British Nationality: Females

(asked on 5th January 2022) - View Source

Question to the Home Office:

To ask Her Majesty's Government, further to the Written Answer by the Parliamentary Under-Secretary at the Home Office on 27 January 2021 (UIN 139991), what assessment they have made of the protected characteristics of those deprived of citizenship; and what plans they have, if any, to collect and publish the data on this.


Answered by
Baroness Williams of Trafford Portrait
Baroness Williams of Trafford
Captain of the Honourable Corps of Gentlemen-at-Arms (HM Household) (Chief Whip, House of Lords)
This question was answered on 19th January 2022

In order for deprivation on ‘conducive to the public good’ grounds to be a consideration, the starting point is an individual’s conduct, that the individual is a terrorist or an extremist, or involved in espionage, war crimes, serious organised crime or similarly dangerous activities, in order to meet the ‘conducive to the public good’ test.

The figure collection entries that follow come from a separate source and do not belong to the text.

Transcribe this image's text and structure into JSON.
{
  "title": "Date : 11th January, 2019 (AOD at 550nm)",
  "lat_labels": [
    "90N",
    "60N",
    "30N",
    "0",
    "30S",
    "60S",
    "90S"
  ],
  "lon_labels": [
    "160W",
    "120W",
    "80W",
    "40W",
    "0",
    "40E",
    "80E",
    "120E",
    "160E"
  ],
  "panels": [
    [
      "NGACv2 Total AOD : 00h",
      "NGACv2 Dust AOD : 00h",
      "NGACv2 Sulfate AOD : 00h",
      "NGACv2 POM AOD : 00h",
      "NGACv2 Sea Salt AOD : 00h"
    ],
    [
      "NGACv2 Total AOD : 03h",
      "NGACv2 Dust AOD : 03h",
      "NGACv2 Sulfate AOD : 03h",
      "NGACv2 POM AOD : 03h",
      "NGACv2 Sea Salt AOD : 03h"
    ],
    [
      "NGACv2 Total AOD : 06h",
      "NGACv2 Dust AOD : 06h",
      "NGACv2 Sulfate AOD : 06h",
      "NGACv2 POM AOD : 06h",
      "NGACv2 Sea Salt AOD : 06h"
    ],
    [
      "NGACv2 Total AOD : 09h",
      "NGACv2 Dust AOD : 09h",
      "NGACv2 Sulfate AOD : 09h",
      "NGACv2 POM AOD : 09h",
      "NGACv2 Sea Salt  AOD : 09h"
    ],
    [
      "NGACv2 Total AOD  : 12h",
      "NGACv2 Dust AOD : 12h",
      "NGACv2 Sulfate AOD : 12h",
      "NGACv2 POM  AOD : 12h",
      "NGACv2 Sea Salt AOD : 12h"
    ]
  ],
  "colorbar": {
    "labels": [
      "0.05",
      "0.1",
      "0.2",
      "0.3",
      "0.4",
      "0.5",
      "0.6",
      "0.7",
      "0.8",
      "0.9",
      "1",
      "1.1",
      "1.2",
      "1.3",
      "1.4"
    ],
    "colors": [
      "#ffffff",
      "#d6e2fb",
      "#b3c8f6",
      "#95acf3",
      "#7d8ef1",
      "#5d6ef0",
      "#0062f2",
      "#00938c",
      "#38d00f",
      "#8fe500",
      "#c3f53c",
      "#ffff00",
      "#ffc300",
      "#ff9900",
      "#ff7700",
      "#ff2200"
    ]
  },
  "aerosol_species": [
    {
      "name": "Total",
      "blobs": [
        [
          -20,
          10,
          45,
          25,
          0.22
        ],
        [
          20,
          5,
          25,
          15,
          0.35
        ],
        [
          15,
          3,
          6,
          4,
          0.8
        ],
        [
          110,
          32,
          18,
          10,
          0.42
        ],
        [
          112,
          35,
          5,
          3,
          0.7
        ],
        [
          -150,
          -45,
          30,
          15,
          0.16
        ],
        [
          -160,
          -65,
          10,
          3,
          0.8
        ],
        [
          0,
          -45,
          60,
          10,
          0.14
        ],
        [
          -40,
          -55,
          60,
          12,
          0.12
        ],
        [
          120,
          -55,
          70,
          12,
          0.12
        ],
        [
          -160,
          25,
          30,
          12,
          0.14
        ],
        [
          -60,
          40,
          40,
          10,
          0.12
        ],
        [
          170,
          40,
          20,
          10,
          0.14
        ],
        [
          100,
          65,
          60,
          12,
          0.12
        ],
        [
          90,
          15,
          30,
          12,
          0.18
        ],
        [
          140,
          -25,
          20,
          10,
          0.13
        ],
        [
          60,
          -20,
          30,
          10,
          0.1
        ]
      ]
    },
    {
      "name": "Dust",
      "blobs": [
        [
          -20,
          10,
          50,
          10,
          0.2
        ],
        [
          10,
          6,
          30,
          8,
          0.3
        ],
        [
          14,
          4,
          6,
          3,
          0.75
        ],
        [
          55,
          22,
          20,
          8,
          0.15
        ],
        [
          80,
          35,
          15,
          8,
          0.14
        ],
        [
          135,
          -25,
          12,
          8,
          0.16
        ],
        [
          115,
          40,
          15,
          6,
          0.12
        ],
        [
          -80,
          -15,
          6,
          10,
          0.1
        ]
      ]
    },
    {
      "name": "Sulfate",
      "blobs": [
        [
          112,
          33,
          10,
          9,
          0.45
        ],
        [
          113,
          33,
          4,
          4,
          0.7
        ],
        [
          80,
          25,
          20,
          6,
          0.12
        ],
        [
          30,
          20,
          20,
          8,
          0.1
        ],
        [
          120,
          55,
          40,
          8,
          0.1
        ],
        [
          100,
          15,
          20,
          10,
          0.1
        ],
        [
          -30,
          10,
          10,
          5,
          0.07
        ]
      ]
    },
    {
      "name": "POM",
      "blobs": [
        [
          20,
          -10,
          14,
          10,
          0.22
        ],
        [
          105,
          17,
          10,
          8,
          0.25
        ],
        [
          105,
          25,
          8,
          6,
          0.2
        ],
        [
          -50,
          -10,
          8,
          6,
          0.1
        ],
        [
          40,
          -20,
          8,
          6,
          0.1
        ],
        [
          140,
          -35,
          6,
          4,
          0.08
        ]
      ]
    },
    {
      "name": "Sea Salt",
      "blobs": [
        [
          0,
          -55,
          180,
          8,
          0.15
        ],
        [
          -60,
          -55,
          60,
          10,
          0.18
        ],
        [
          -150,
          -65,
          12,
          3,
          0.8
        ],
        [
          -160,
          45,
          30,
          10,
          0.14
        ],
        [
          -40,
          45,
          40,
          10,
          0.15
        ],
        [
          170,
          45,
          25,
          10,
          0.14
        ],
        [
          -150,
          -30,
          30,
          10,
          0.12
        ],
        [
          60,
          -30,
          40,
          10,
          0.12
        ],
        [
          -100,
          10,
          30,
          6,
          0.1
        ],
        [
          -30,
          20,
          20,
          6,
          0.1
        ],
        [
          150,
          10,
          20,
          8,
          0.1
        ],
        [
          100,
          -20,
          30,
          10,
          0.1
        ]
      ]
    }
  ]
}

Figures for numbers of conducive deprivation orders, which are made under Section 40(2) of the 1981 British Nationality Act, have been published as part of the HM Government Transparency Report: Disruptive and Investigatory Powers. Four reports have been published to date in 2015, 2017, 2018 and 2020.

Figures are provided on an annual basis and we do not break those figures down further into sub-categories.